Holiday plans of families ruined over the strike
Thousands of passport workers have gone on strike in a dispute over staff numbers and pay, BBC reported. The Public and Commercial Services Union (PCS) said the action was a “bid to end staffing shortages that have caused the ongoing backlog crisis”.
Home Office figures suggest about 360,000 passport applications are currently being processed – but it is not clear how many are overdue. The Home Office warned the PCS action could jeopardise people’s holidays. The 24-hour strike will continue until midnight.
BBC News correspondent Richard Lister said the Passport Office had “struggled to cope with an unprecedented number of applications” this year. “With the summer holiday season now well under way the agency is still under enormous pressure to keep up with demand,” he said.
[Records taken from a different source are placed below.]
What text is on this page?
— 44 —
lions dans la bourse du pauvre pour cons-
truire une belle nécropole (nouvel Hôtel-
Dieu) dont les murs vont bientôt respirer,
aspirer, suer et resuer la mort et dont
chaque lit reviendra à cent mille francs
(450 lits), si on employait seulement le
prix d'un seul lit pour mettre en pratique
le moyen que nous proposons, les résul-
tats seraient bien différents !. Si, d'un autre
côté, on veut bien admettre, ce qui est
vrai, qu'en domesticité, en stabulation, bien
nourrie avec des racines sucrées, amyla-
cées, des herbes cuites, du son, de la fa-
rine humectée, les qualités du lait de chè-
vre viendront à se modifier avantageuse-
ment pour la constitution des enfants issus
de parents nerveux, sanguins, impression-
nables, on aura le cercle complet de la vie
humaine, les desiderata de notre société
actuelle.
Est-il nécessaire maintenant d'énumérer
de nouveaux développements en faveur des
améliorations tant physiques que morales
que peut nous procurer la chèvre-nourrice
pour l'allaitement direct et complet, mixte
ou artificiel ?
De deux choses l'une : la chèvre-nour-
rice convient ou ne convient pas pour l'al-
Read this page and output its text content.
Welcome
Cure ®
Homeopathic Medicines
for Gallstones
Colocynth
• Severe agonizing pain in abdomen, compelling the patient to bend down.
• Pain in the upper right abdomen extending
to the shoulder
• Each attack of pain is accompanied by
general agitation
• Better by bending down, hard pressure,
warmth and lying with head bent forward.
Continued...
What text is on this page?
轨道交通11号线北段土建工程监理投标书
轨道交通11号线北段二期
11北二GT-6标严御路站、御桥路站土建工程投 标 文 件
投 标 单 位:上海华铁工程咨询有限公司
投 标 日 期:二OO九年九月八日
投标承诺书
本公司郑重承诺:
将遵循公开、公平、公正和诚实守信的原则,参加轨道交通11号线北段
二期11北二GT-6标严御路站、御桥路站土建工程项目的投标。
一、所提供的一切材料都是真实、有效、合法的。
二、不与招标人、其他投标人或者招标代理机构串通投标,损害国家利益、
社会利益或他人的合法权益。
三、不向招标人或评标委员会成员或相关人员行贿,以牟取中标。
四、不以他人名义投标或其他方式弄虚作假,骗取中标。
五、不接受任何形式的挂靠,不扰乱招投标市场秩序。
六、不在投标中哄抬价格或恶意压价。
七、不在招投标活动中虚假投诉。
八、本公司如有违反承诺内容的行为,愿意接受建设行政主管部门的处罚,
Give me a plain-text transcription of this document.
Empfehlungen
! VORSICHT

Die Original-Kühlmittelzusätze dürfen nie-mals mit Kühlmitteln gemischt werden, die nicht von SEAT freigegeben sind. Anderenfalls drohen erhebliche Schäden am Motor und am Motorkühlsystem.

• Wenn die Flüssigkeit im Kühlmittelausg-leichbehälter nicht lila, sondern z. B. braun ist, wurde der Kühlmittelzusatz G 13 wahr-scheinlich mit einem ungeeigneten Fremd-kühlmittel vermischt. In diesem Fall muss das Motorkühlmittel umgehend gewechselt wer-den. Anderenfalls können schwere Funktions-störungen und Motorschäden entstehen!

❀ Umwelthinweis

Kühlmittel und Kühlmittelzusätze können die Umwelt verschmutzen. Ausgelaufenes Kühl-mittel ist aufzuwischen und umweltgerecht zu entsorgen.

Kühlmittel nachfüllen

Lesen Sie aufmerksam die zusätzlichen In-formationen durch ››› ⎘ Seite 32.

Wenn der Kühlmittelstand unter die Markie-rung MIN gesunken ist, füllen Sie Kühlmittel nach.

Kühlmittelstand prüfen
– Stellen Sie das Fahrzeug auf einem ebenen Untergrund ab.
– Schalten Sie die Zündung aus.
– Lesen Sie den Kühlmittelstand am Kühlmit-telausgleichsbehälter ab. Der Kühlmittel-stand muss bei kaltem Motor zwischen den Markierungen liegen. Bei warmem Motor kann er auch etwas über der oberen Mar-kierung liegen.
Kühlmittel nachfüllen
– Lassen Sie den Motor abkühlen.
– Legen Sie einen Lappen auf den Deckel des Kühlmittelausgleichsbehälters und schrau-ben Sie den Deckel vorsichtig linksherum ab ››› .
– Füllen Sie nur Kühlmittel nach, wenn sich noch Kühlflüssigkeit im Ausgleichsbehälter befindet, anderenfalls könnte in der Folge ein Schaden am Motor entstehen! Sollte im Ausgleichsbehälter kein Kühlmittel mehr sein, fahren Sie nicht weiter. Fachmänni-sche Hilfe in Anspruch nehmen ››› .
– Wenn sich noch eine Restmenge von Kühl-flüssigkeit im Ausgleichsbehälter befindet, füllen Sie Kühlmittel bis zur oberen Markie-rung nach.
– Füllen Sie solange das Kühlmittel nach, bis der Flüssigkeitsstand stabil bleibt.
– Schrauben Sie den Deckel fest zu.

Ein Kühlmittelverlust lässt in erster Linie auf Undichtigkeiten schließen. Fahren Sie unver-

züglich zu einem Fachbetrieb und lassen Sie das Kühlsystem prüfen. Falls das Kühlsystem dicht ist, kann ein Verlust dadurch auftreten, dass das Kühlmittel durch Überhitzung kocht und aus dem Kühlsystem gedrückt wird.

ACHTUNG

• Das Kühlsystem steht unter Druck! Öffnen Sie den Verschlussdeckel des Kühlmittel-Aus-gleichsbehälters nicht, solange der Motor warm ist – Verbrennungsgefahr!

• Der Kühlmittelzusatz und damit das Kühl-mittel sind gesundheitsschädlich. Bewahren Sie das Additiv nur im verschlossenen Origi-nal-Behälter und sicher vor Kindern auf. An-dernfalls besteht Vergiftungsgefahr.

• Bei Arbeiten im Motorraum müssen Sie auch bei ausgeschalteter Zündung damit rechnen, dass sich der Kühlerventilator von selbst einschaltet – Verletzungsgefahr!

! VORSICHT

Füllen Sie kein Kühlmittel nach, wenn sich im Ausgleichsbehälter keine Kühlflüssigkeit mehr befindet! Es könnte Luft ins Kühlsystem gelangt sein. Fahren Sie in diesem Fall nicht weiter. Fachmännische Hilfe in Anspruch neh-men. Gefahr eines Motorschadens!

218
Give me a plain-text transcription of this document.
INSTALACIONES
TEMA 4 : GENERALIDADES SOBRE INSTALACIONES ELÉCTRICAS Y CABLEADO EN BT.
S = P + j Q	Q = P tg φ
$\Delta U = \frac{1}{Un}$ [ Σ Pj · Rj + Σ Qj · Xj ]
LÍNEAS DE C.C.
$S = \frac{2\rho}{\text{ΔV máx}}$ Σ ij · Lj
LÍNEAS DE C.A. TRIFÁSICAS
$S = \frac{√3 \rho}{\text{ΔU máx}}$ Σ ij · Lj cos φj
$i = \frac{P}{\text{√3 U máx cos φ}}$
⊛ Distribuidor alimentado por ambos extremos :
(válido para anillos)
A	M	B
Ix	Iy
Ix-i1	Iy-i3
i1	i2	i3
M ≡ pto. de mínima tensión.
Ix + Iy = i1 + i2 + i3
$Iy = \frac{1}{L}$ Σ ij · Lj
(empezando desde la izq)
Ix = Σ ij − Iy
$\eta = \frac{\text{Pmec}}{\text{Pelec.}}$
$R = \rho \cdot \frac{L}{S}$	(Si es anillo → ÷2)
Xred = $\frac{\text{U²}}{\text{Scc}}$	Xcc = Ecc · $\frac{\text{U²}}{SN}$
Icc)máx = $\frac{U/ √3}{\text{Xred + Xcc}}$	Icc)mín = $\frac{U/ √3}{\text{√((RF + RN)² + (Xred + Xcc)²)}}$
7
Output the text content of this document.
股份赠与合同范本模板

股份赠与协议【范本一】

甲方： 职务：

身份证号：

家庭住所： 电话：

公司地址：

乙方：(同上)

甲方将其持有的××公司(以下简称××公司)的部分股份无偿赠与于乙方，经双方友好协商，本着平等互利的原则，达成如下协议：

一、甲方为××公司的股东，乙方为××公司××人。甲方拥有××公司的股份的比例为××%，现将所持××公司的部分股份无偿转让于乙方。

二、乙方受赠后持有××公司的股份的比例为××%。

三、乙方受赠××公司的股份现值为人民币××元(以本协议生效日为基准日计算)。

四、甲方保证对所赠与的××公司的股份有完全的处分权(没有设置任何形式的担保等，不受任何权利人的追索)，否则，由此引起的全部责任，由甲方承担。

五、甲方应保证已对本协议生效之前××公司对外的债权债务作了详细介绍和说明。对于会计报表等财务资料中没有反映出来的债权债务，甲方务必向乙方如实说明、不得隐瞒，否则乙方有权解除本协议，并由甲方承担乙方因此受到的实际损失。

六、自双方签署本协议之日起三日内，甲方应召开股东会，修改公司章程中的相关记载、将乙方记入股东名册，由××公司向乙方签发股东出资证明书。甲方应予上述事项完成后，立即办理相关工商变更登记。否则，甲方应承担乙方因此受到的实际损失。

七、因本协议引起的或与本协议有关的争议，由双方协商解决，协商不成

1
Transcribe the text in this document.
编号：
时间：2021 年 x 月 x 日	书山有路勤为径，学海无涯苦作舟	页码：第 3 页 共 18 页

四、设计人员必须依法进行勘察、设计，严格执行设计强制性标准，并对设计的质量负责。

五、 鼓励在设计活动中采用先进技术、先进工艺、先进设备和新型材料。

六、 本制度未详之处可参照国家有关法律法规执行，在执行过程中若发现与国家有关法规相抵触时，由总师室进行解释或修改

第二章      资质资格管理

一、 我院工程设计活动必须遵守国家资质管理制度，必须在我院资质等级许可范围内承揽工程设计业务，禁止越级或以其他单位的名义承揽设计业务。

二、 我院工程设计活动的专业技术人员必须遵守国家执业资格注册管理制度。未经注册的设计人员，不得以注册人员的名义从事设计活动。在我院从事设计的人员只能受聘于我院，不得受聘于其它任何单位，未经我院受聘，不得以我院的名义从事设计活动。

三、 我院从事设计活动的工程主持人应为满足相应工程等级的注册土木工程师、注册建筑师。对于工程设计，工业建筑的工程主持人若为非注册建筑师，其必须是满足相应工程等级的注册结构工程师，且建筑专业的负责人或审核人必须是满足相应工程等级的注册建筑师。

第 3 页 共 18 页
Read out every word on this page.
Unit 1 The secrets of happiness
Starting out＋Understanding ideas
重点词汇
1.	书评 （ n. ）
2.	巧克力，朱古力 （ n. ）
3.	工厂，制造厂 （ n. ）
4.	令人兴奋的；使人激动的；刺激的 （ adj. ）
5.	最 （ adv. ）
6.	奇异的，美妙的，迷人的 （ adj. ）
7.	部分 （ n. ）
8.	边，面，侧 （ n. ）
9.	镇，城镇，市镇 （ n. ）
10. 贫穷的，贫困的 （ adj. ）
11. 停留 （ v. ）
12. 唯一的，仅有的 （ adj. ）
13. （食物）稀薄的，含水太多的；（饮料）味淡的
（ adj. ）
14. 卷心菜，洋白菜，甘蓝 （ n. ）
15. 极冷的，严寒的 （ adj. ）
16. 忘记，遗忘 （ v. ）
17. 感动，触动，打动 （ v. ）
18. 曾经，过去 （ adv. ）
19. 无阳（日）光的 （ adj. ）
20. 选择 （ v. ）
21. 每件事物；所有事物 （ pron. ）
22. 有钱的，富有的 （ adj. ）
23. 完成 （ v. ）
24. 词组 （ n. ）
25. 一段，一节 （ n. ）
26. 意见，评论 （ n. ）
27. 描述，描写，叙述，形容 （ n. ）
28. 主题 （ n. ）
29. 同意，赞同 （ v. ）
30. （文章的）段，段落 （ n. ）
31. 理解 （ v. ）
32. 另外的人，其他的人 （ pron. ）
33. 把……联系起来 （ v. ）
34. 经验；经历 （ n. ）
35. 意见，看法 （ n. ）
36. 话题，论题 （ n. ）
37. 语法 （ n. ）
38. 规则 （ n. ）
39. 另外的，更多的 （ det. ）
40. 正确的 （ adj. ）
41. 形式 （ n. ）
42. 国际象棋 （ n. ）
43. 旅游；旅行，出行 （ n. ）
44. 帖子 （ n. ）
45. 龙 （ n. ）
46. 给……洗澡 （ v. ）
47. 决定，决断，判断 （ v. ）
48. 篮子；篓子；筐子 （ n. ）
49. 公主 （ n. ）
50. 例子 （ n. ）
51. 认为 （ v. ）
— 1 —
In June the Home Office redeployed hundreds of staff to deal with a growing backlog of applications, amid reports of people waiting up to two months for passports that are meant to be processed within three weeks.
The government has said the number of full-time equivalent staff at the Passport Office fell from 3,700 at the end of 2010 to 3,164 two years later, but then rose to 3,333 by the end of 2013. The Home Office estimates that around 170,000 passports are processed per week.
PCS said the office had “cut hundreds of staff since 2010” and only agreed to “seriously discuss jobs after recent media and political scrutiny”. It said there had been talks in recent weeks but senior Passport Office staff were “still failing to commit to work with the union to agree a long-term solution to understaffing, instead of the sticking plasters they are currently applying”.
PCS general secretary Mark Serwotka said: “We are still a long way off getting a commitment from the agency that it will work with us to put the proper resources in place to ensure these backlogs do not reoccur year after year.”
The union is also in dispute with the government over pay, claiming Passport Office workers can be paid up to £3,000 less than people doing “similar work” in other parts of the Home Office.